China Turns Bitcoin Focus Inward
The Chinese government has often had a tumultuous relationship with Bitcoin, but things came to a head in 2017. By the end of the year, there was no longer a Chinese industry exchanging bitcoin for fiat currency. How did that happen, and where does China go from here?
From his office in Shenzhen, Virgilio Lizardo, Jr. has watched the waning of China’s influence on bitcoin pricing with interest. As Vice President of International Affairs at Bitbank Group, he sees cryptocurrency trends and pricing daily. The group’s businesses include China’s former fourth largest Bitcoin exchange CHBTC, alongside BW Mining, which manufactures miners and runs its own pool. With its Bitbank Bitcoin bank and crowdfunding business, the group is well-acquainted with all parts of the cryptocurrency’s ecosystem.
First warnings
Fissures in China’s relationship with Bitcoin appeared in January, when the People’s Bank of China (PBOC) warned citizens about the risk of trading in bitcoin, and then investigated three exchanges: OKCoin, Huobi, and BTCC. The investigation led to a temporary freeze on margin trading, traditionally used as a means of capitalizing on short-term price changes.
Some exchanges subsequently re-introduced margin trading with limits on the available leverage, but the damage was done.
“In China, you could get into bitcoin and leverage by 10x, 20x, 100x – even up to 250x,” recalled Lizardo. “That ended overnight.”
International traders who were still interested in the Chinese market suffered another blow in early February, when the three exchanges froze bitcoin withdrawals altogether, locking up bitcoins for four months.
Enter Japan
This volatile policy shifted the focus of Chinese exchanges from the international to the domestic market. In the meantime, Japan gained dominance, passing legislation legitimizing bitcoin as a payment currency and increasing its price.
By the time the exchanges re-opened withdrawals, market focus had shifted. “By this time, Japan already cemented its position as the leading market for bitcoin trading, because a lot of international traders just didn’t feel confident about Chinese exchanges,” Lizardo said.
That lack of confidence was well-founded. In September, the Chinese government once again cracked down on a key aspect of the cryptocurrency market, this time banning initial coin offerings (ICOs) (see original announcement here). These financial events allow the public to buy cryptocurrency tokens. The tokens give them a stake in new software applications that run on blockchain technology.
ICO bans and voluntary closures
“In the summer China was probably the number one market for ICOs,” said Lizardo. “There were a lot of scammy, fraudulent ICOs happening that caught the attention of the authorities.”
From there, the conversation escalated quickly, resulting in Chinese exchanges voluntarily closing down their Yuan-BTC trading services. BTC China and Via BTC both said that they would halt trading, as did OKCoin and Huobi, and BTCC. Some exchanges have since mulled moving operations overseas, or restricting activities purely to non-fiat cryptocurrency trading.
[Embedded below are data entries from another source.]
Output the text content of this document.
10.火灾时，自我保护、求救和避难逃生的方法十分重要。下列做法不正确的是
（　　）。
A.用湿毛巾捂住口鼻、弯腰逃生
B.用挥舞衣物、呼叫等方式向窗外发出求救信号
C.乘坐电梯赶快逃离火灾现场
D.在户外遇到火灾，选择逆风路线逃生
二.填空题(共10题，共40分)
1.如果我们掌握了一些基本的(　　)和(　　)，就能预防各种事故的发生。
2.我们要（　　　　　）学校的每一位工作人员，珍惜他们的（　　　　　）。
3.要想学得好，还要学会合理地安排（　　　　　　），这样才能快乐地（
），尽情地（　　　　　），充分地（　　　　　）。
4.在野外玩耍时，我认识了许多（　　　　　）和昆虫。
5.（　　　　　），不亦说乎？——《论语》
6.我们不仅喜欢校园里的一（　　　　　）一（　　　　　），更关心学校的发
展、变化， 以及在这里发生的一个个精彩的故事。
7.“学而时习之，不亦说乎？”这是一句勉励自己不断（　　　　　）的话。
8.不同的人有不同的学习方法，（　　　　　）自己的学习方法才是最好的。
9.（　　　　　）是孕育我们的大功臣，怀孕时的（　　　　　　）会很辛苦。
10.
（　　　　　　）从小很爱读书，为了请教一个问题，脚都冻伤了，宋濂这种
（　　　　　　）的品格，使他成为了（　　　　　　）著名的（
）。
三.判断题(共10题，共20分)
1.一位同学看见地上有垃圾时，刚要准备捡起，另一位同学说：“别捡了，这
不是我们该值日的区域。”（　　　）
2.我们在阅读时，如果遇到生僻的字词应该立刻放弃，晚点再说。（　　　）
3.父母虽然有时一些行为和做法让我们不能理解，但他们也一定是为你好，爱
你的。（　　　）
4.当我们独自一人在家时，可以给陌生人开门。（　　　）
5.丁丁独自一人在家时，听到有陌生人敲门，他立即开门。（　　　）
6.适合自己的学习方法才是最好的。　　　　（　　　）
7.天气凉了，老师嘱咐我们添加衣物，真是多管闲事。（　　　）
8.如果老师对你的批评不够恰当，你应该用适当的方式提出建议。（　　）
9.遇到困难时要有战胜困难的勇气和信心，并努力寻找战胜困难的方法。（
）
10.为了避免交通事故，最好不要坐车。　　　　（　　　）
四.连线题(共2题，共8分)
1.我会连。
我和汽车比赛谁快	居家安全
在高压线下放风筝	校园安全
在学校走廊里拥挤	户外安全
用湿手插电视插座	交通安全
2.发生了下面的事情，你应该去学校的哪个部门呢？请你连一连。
The exchange closures led to plummeting bitcoin prices, which slipped from a high of US$4884 on Sept 4 to US$3312 on Sept 17. But after that, bitcoin’s price rise has been astronomical. It was nudging US$9800 at the time of writing.
The rebound punctuates China’s decreasing influence over the last year, said Lizardo.
“It was a combination of the momentum built up by nation states – particularly Japan – legitimizing the currency, and traders realizing that the influence of China on the price of bitcoin is coming to an end.” There are other markets ready to absorb China’s bitcoin trading volumes, he added.
Refocusing on domestic trading
There are still plenty of options for Chinese bitcoin traders, though, as the market focuses inward and moves to over the counter (OTC) trading.
“When exchanges were locked out of the picture, all the volume and trading in that network went into over-the-counter (OTC),” he said.
He noted that following the crisis earlier in the year, the user base for BitKan, the leading OTC bitcoin app in China, increased fifteen-fold.
Bitkan, which has since closed, connected users initially, but then enabled them to exchange their own messaging information and begin transacting directly.
“In China the mobile ecosystem is beyond anything in the world. It’s easy to transfer fiat to each other using just a messaging app,” he pointed out. Based on BitKan’s user numbers, the real volume of OTC bitcoin trades in China today is probably huge, but it’s also almost entirely invisible.
“Informally, every OTC trader in China is doing spectacularly well right now,” Lizardo Jr concluded. “The market is so huge that each trader can have their own network and it won’t overlap with another OTC network, and that doesn’t even count international OTC relations,” he said.
While the market has refocused internally for the time being, Lizardo said that the government has “left itself some wiggle room” if it wants to re-establish a trading environment between Bitcoin and fiat markets in the future.
“Blockchain technology and Bitcoin are marching on at their fastest pace ever,” he said, adding that there is always an option to reopen the markets. “With Japan and others moving forward more positively, I don’t think that China will stay on the sidelines forever.”